Consent for publication
Not applicable.
Competing interests
The authors have nothing to disclose.
Funding
The work is in part funded by a Department of Defense Breakthrough Fellowship Award to NT (BC160764), Shear Family Foundation grant and Susan G. Komen Leadership grants to SO (SAC160073) and AVL (SAC110021), and Breast Cancer Research Foundation grants to NED and SO. KML was supported by an individual fellowship from the NIH/NCI (5F30CA203095). TD was supported by a China Scholarship Council award through Tsinghua School of Medicine, Beijing, China.
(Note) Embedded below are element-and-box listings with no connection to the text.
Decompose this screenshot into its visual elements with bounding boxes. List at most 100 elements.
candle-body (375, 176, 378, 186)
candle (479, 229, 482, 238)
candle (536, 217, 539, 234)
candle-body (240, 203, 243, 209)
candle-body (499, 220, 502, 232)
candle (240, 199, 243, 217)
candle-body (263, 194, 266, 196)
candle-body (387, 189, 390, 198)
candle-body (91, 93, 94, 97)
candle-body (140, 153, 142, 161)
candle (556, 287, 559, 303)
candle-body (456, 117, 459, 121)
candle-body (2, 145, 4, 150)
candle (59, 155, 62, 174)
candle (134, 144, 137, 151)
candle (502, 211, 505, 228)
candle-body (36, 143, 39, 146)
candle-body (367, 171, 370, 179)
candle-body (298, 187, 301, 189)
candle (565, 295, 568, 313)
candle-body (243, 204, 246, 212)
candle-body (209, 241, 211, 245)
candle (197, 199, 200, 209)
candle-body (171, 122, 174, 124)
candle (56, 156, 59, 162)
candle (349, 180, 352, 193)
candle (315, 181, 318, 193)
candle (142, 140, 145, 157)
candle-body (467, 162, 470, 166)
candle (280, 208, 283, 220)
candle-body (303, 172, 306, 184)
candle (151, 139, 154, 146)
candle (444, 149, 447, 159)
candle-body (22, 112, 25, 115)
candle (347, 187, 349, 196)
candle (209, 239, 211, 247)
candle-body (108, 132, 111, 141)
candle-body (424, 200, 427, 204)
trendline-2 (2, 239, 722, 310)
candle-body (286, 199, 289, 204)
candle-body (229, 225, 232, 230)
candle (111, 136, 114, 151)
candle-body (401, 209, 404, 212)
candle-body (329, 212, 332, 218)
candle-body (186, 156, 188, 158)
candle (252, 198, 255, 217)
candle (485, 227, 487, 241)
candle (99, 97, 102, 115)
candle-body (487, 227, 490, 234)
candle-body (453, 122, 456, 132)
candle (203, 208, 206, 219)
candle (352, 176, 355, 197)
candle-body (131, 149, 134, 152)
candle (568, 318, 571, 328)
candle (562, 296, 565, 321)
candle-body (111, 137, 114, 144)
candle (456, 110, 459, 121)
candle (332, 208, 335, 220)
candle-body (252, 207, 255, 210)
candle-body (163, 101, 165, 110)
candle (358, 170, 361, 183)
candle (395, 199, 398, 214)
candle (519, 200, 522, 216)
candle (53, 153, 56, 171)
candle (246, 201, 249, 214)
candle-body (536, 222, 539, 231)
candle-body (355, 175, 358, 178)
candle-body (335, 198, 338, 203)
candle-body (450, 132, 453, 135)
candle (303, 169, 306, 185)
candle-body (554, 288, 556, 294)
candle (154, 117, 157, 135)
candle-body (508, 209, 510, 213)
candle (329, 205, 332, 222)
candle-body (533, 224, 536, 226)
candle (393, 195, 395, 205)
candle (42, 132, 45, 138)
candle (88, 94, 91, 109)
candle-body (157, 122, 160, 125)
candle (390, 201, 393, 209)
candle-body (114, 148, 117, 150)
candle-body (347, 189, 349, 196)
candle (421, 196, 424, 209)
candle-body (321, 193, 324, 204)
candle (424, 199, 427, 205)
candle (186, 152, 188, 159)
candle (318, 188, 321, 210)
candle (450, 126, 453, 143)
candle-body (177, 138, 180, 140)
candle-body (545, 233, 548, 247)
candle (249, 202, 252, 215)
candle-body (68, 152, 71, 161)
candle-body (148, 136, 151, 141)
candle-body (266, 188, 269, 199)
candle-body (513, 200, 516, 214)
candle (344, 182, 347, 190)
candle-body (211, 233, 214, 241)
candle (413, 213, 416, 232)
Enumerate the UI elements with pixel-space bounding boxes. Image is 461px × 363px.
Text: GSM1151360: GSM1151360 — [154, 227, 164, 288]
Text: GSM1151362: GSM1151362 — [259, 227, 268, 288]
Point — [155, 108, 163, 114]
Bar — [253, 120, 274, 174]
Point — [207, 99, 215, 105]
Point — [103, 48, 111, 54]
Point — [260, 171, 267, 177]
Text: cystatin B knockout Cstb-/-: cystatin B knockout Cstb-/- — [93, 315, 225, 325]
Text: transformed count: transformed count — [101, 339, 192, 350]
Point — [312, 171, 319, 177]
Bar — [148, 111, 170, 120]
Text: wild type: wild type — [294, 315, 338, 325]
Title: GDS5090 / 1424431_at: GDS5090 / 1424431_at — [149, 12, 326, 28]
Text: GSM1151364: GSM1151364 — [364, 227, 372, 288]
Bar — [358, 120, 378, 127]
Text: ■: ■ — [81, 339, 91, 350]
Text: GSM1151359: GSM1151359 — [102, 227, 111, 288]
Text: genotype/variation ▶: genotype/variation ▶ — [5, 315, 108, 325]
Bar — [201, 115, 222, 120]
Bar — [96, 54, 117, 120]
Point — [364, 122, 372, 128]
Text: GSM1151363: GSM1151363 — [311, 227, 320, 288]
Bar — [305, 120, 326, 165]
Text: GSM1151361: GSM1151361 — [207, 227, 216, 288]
EAB was supported by a National Institutes of Health (NIH) Ruth L. Kirschstein Award (1F31CA203055-01).
Authors’ Contributions
Conception and design: N. Tasdemir, NE. Davidson, S. Oesterreich
Development of methodology: N. Tasdemir, AV. Lee, S. Oesterreich
Acquisition of data (performed experiments, processed data, etc.): N. Tasdemir, K. Ding, EA. Bossart
Analysis and interpretation of data (e.g. biological interpretation, statistical analysis, computational analysis): N. Tasdemir, K. Ding, KM. Levine, T. Du, AV. Lee, NE. Davidson, S. Oesterreich
Writing, review and/or revision of the manuscript: N. Tasdemir, K. Ding, KM. Levine, T. Du, EA. Bossart, AV. Lee, NE. Davidson, S. Oesterreich
Study supervision: AV. Lee, NE. Davidson and S. Oesterreich
Acknowledgments
The authors thank Dr. Jennifer Atkinson for constructive comments during data interpretation and Jian Chen for outstanding technical support.